そんなところへスパンッと、壊れそうなほどけたたましい音を上げて戸が開かれたかと思えば、色々な感情が混ざり合って真っ赤な顔をした留三郎が現れる。
「ここかァ!」
「ぎゃーっ! ちょっともう離して伊作、お願い伊作! よし留三郎、落ち着いて話し合おう、話はそれからだよ。なぁに、その鉄双節棍は? 話し合いには不要な武器だよ、良い子だから武器を置いて、ね?」
「いいや、俺たちに必要なのは勝負だ。お前が二度と軽口を叩けないように負かしてやるから、そしたら懇切丁寧に三つ指揃えて礼をして貰ってやるよ」
「なぁに、言ってんだか分からんわ! はんっ、得意分野で勝負しようっての? じゃあいいよ、二番勝負だ。
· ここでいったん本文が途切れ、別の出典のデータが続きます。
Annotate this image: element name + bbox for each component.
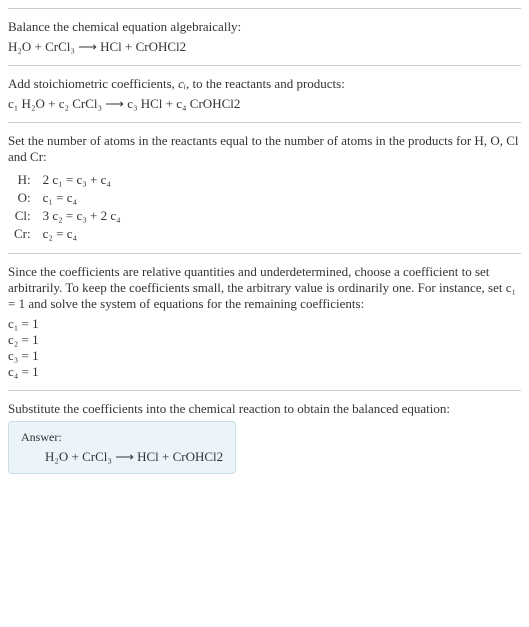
element-equation: c₁ = c₄ [37,189,127,207]
table-row: Cl: 3 c₂ = c₃ + 2 c₄ [8,207,127,225]
solve-title: Since the coefficients are relative quan… [8,264,521,312]
section-answer: Substitute the coefficients into the che… [8,390,521,484]
problem-title: Balance the chemical equation algebraica… [8,19,521,35]
table-row: O: c₁ = c₄ [8,189,127,207]
stoich-title-b: , to the reactants and products: [186,76,345,91]
element-equation: c₂ = c₄ [37,225,127,243]
element-equation: 2 c₁ = c₃ + c₄ [37,171,127,189]
coefficient-value: c₂ = 1 [8,332,521,348]
stoich-ci: cᵢ [178,76,186,91]
section-solve: Since the coefficients are relative quan… [8,253,521,390]
coefficient-value: c₁ = 1 [8,316,521,332]
element-equation: 3 c₂ = c₃ + 2 c₄ [37,207,127,225]
answer-label: Answer: [21,430,223,445]
answer-equation: H₂O + CrCl₃ ⟶ HCl + CrOHCl2 [21,449,223,465]
section-problem: Balance the chemical equation algebraica… [8,8,521,65]
problem-equation: H₂O + CrCl₃ ⟶ HCl + CrOHCl2 [8,39,521,55]
section-stoichiometric: Add stoichiometric coefficients, cᵢ, to … [8,65,521,122]
stoich-title-a: Add stoichiometric coefficients, [8,76,178,91]
element-label: H: [8,171,37,189]
element-label: Cl: [8,207,37,225]
answer-title: Substitute the coefficients into the che… [8,401,521,417]
table-row: H: 2 c₁ = c₃ + c₄ [8,171,127,189]
coefficient-value: c₄ = 1 [8,364,521,380]
atom-balance-title: Set the number of atoms in the reactants… [8,133,521,165]
stoich-title: Add stoichiometric coefficients, cᵢ, to … [8,76,521,92]
table-row: Cr: c₂ = c₄ [8,225,127,243]
stoich-equation: c₁ H₂O + c₂ CrCl₃ ⟶ c₃ HCl + c₄ CrOHCl2 [8,96,521,112]
element-label: Cr: [8,225,37,243]
coefficient-value: c₃ = 1 [8,348,521,364]
answer-box: Answer: H₂O + CrCl₃ ⟶ HCl + CrOHCl2 [8,421,236,474]
atom-balance-table: H: 2 c₁ = c₃ + c₄ O: c₁ = c₄ Cl: 3 c₂ = … [8,171,127,243]
section-atom-balance: Set the number of atoms in the reactants… [8,122,521,253]
element-label: O: [8,189,37,207]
あんたが鉄双節棍を出すなら私は褥を出すわ! シナ先生仕込みの房中術、あんたにたっぷりと叩き込んだげるから!」
「いるかそんなもん! 病み上がりのお前なんざ誰が抱くかバカタレ!」
「おいこら、その病み上がりと手合わせするのは良いってのかこの野郎!」
二人はキャンキャンとして言い合う中、伊作がおもむろに片手を上げたかと思えば、ゴンッと鈍い音が響いた。
その音はたまたま外にいた下級生にも聞こえていたのだが、皆首を傾げた後に何事も無かったかのように自分たちの生活に戻って行った。
「あぅっ——」
彼女の脳天に拳骨を落とした伊作は、ふらりと意識を失って倒れ込む彼女を抱えると、布団に寝かせたあとにゆらりと立ち上がって留三郎を振り返る。
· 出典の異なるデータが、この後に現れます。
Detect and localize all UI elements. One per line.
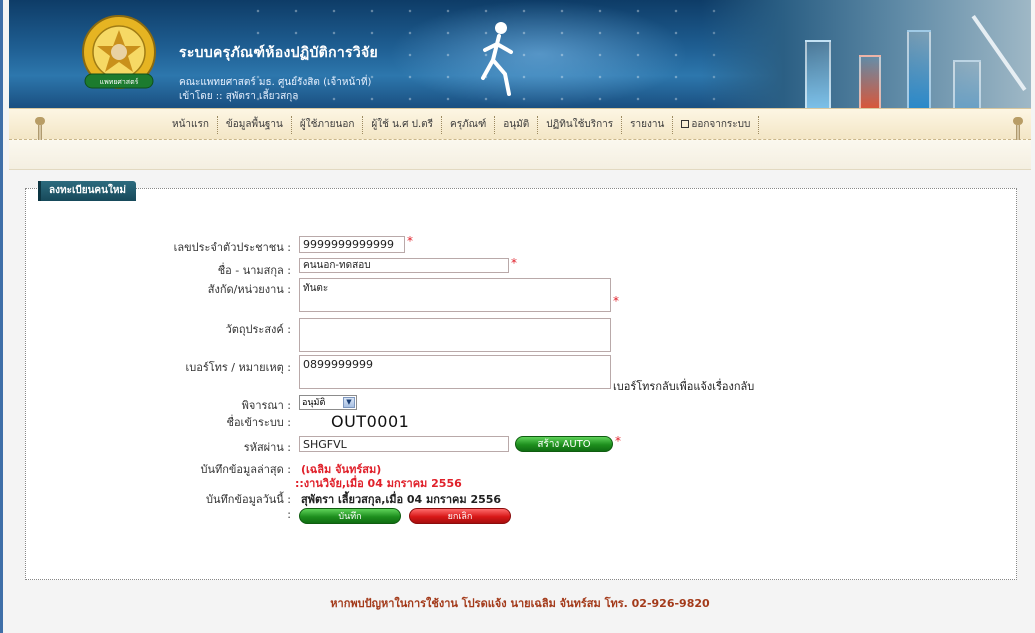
affiliation-textarea[interactable]: ทันตะ: [299, 278, 611, 312]
lab-illustration: [701, 0, 1031, 108]
password-label: รหัสผ่าน :: [243, 441, 291, 454]
header-banner: แพทยศาสตร์ ระบบครุภัณฑ์ห้องปฏิบัติการวิจ…: [9, 0, 1031, 108]
consider-selected: อนุมัติ: [302, 398, 326, 408]
nav-reports[interactable]: รายงาน: [622, 116, 674, 134]
nav-home[interactable]: หน้าแรก: [164, 116, 218, 134]
flask-icon: [953, 60, 981, 108]
nav-undergrad-users[interactable]: ผู้ใช้ น.ศ ป.ตรี: [363, 116, 443, 134]
flask-icon: [805, 40, 831, 108]
phone-textarea[interactable]: 0899999999: [299, 355, 611, 389]
today-label: บันทึกข้อมูลวันนี้ :: [206, 493, 291, 506]
runner-icon: [481, 22, 513, 96]
nav-equipment[interactable]: ครุภัณฑ์: [442, 116, 496, 134]
main-nav: หน้าแรก ข้อมูลพื้นฐาน ผู้ใช้ภายนอก ผู้ใช…: [9, 108, 1031, 140]
nav-approve[interactable]: อนุมัติ: [495, 116, 539, 134]
phone-hint: เบอร์โทรกลับเพื่อแจ้งเรื่องกลับ: [613, 380, 755, 393]
chevron-down-icon: ▼: [343, 397, 355, 408]
required-mark: *: [615, 434, 621, 448]
last-saved-label: บันทึกข้อมูลล่าสุด :: [200, 463, 291, 476]
affiliation-label: สังกัด/หน่วยงาน :: [207, 283, 291, 296]
username-value: OUT0001: [331, 412, 410, 431]
flask-icon: [907, 30, 931, 108]
purpose-textarea[interactable]: [299, 318, 611, 352]
page-title: ระบบครุภัณฑ์ห้องปฏิบัติการวิจัย: [179, 45, 378, 61]
purpose-label: วัตถุประสงค์ :: [225, 323, 291, 336]
name-input[interactable]: [299, 258, 509, 273]
id-card-input[interactable]: [299, 236, 405, 253]
cancel-button[interactable]: ยกเลิก: [409, 508, 511, 524]
nav-calendar[interactable]: ปฏิทินใช้บริการ: [538, 116, 623, 134]
nav-logout-label: ออกจากระบบ: [691, 119, 751, 130]
university-logo: แพทยศาสตร์: [82, 15, 156, 89]
required-mark: *: [613, 294, 619, 308]
logged-in-user: เข้าโดย :: สุพัตรา เลี้ยวสกุล: [179, 91, 299, 102]
username-label: ชื่อเข้าระบบ :: [226, 416, 291, 429]
svg-text:แพทยศาสตร์: แพทยศาสตร์: [100, 78, 139, 86]
phone-label: เบอร์โทร / หมายเหตุ :: [185, 361, 291, 374]
flask-icon: [859, 55, 881, 108]
password-input[interactable]: [299, 436, 509, 452]
nav-external-users[interactable]: ผู้ใช้ภายนอก: [292, 116, 364, 134]
nav-logout[interactable]: ออกจากระบบ: [673, 116, 760, 134]
ribbon-bar: [9, 140, 1031, 170]
id-card-label: เลขประจำตัวประชาชน :: [173, 241, 291, 254]
required-mark: *: [407, 234, 413, 248]
colon-separator: :: [287, 508, 291, 521]
faculty-subtitle: คณะแพทยศาสตร์ มธ. ศูนย์รังสิต (เจ้าหน้าท…: [179, 77, 372, 88]
save-button[interactable]: บันทึก: [299, 508, 401, 524]
name-label: ชื่อ - นามสกุล :: [217, 264, 291, 277]
exit-icon: [681, 120, 690, 128]
page: แพทยศาสตร์ ระบบครุภัณฑ์ห้องปฏิบัติการวิจ…: [0, 0, 1035, 633]
today-value: สุพัตรา เลี้ยวสกุล,เมื่อ 04 มกราคม 2556: [301, 493, 502, 506]
footer-contact: หากพบปัญหาในการใช้งาน โปรดแจ้ง นายเฉลิม …: [330, 597, 710, 610]
section-title: ลงทะเบียนคนใหม่: [37, 181, 137, 201]
auto-generate-button[interactable]: สร้าง AUTO: [515, 436, 613, 452]
consider-select[interactable]: อนุมัติ ▼: [299, 395, 357, 410]
required-mark: *: [511, 256, 517, 270]
nav-basic-data[interactable]: ข้อมูลพื้นฐาน: [218, 116, 292, 134]
consider-label: พิจารณา :: [241, 399, 291, 412]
伊作はにこやかに、どこまでもにこやかに微笑んでいる。
「ここがどこか分からないわけじゃないね? ねぇ、留三郎?」
留三郎はこくこくと首を縦に振り、鉄双節棍を背中に隠したかと思えば、だらだらと冷や汗を流す。
伊作は素早い動きで留三郎に近寄ると、振り上げた拳で留三郎の頭にも拳骨をかました。
またもゴンッと鈍く響いた音に、今度は近くまで戻って来ていた乱太郎が慌てて駆け込んで来た。
「伊作先輩、今の音はなんです……か?」
伊作は白目を剥く留三郎を彼女の横に寝かせてやりながら振り向くと、苦笑を零して首を振る。
「ああ、今のは留三郎が転んだ音だよ」
不運でね、と続ける伊作に乱太郎は、そうでしたか、とにこやかに返すと、今日の分の包帯を作るべく、伊作と一緒に布切れを取り出したのだった。